Sono anni che con l’associazione “Noi con voi” alcune famiglie della parrocchia accolgono per i soggiorni sanitari tra i 20 e i 30 ragazzi ucraini, sono i bambini di Chernobyl. «Sono stati loro a dirci che scappavano che si dirigevano verso la frontiera polacca… e quando ci hanno detto che erano usciti ci hanno scritto dove andarli a prendere. Ed è allora che ci siamo mossi». Don Giuseppe non è andato solo «non potevo certo guidare per 2930 km», chiosa. La partenza con tre parrocchiani nella mattina di domenica 27 febbraio, quasi 48 ore tra andata e ritorno.
Prima di partire don Giuseppe ha chiamato il commissariato per avere tutti i permessi «e ovviamente ho avvisato anche le mie “autorità”» premette.

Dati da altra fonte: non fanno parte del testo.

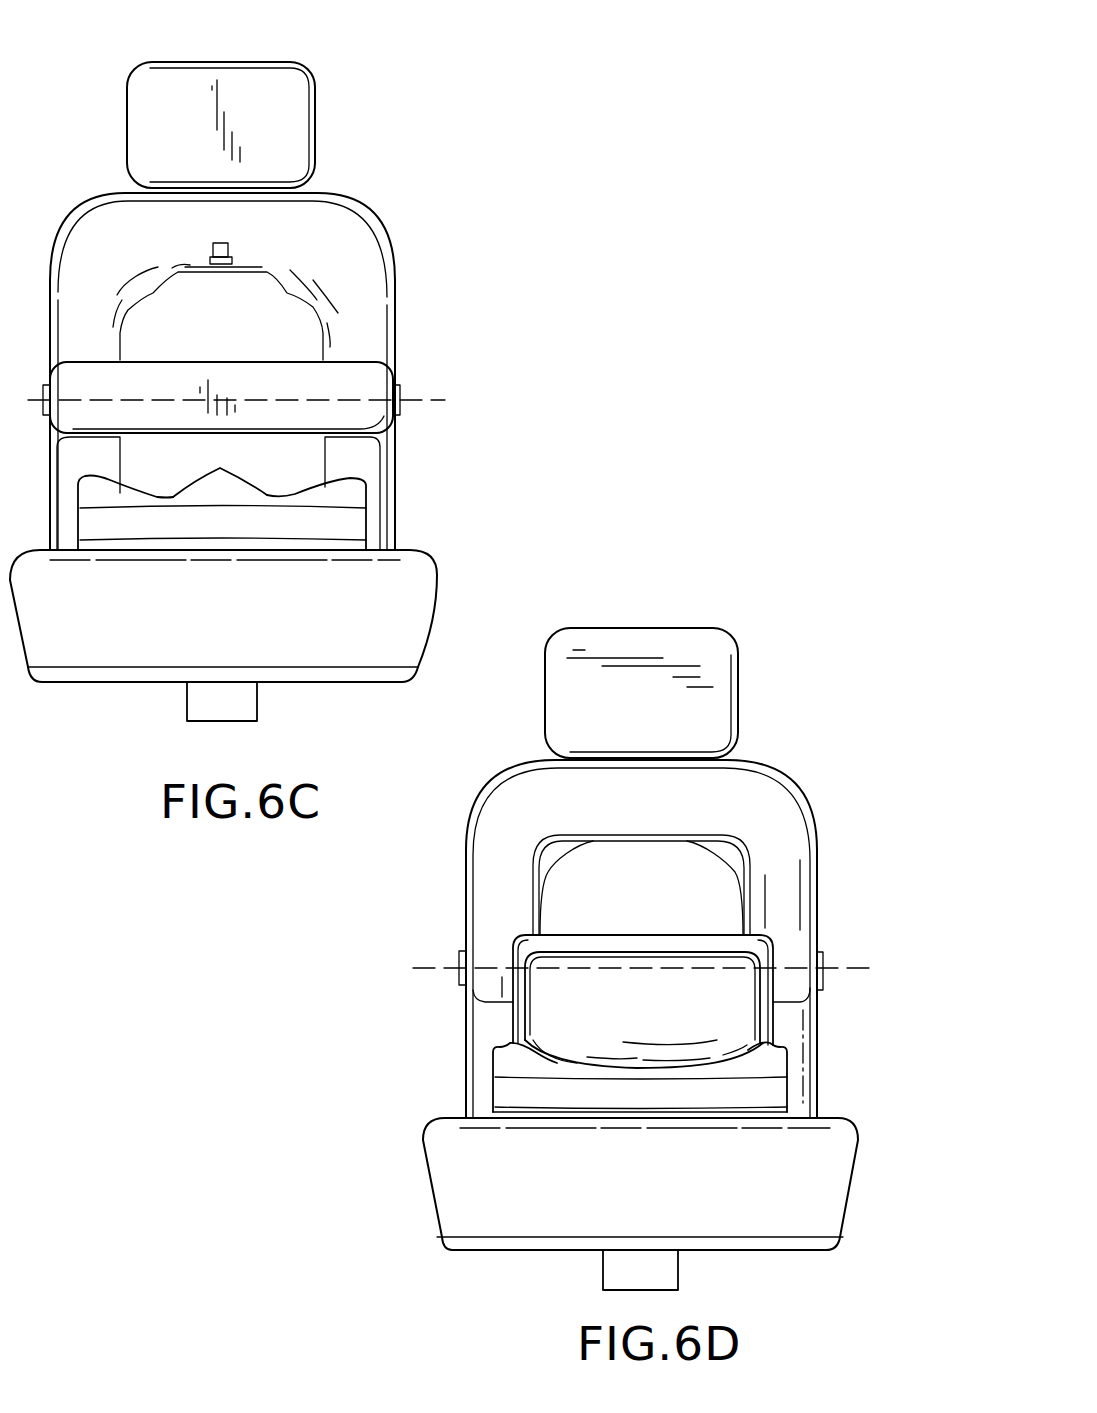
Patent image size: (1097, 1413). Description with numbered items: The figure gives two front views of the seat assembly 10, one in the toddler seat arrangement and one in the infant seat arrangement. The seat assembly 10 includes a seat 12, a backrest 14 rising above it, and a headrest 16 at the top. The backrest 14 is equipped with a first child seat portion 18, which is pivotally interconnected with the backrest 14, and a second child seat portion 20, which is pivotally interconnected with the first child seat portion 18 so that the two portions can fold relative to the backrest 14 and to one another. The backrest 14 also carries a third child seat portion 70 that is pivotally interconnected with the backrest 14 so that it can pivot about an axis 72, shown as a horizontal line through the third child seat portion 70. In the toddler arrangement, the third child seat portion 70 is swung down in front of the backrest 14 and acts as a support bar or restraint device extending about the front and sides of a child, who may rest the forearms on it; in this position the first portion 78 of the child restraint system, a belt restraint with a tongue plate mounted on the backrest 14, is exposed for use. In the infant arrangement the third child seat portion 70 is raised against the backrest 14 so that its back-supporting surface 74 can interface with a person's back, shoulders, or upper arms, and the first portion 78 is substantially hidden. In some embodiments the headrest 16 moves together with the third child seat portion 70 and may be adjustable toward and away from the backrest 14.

In FIG. 6C, the seat assembly 10 is at (491, 195).
In FIG. 6D, the seat assembly 10 is at (769, 601).
In FIG. 6C, the seat 12 is at (405, 578).
In FIG. 6D, the seat 12 is at (427, 1182).
In FIG. 6C, the backrest 14 is at (395, 283).
In FIG. 6D, the backrest 14 is at (466, 1003).
In FIG. 6C, the headrest 16 is at (253, 85).
In FIG. 6D, the headrest 16 is at (637, 627).
In FIG. 6C, the first child seat portion 18 is at (368, 523).
In FIG. 6D, the first child seat portion 18 is at (490, 1088).
In FIG. 6C, the second child seat portion 20 is at (243, 477).
In FIG. 6D, the second child seat portion 20 is at (609, 1004).
In FIG. 6C, the third child seat portion 70 is at (362, 364).
In FIG. 6D, the third child seat portion 70 is at (643, 990).
In FIG. 6C, the axis 72 is at (405, 400).
In FIG. 6D, the axis 72 is at (446, 967).
In FIG. 6D, the back-supporting surface 74 is at (772, 818).
In FIG. 6C, the first portion of child restraint system 78 is at (230, 250).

A lui è andato anche il sostegno di tutti i parrocchiani «mi hanno aiutato perché hanno compreso le ragioni che ci muovevano: salvare quanti più bambini potevamo». Il pulmino della parrocchia non è andato alla frontiera tra Ucraina e Polonia, «ci eravamo dati degli appuntamenti via whatsapp: otto di loro ci aspettavano a Lodz e due a Cracovia».
Sei i minori tra i 9 e i 14 anni accolti, con loro anche una neonata «è nata il 9 febbraio» con la mamma, oltre a una bimba con la mamma. «Sono andati nelle famiglie che già conoscevano e li avevano accolti per le vacanze, altri sono in casa parrocchiale… ma sto pensando a tutti gli altri, a quelli che non sono riusciti a salvare…», continua don Giuseppe.
I dieci profughi accolti a Busto Arsizio, infatti, arrivano dall’area di Chernobyl «gli altri bambini che ospitiamo d’estate abitano invece nella zona di Kiev e loro non sono riusciti a scappare. Ma se dovessero dirci che sono in viaggio verso la frontiera…. » don Giuseppe non lo dice, ma è pronto a correre a prendere anche loro.
Ad accogliere quello che alcuni giornali hanno definito “il tassista di Dio” all’alba c’era anche il primo cittadino di Busto Arsizio, Emanuele Antonelli. La città in provincia di Varese si appresta a destinare all’accoglienza dei profughi ucraini una struttura “La casa di don Lolo” che è proprio a fianco del campo dell’oratorio di San Giuseppe e che per venti anni ha accolto i parenti dei degenti nel locale nosocomio. Ed era lì che nei primi anni 90 erano stati accolti i primi profughi albanesi. Così è come se il fil rouge dell’accoglienza si fosse riannodato.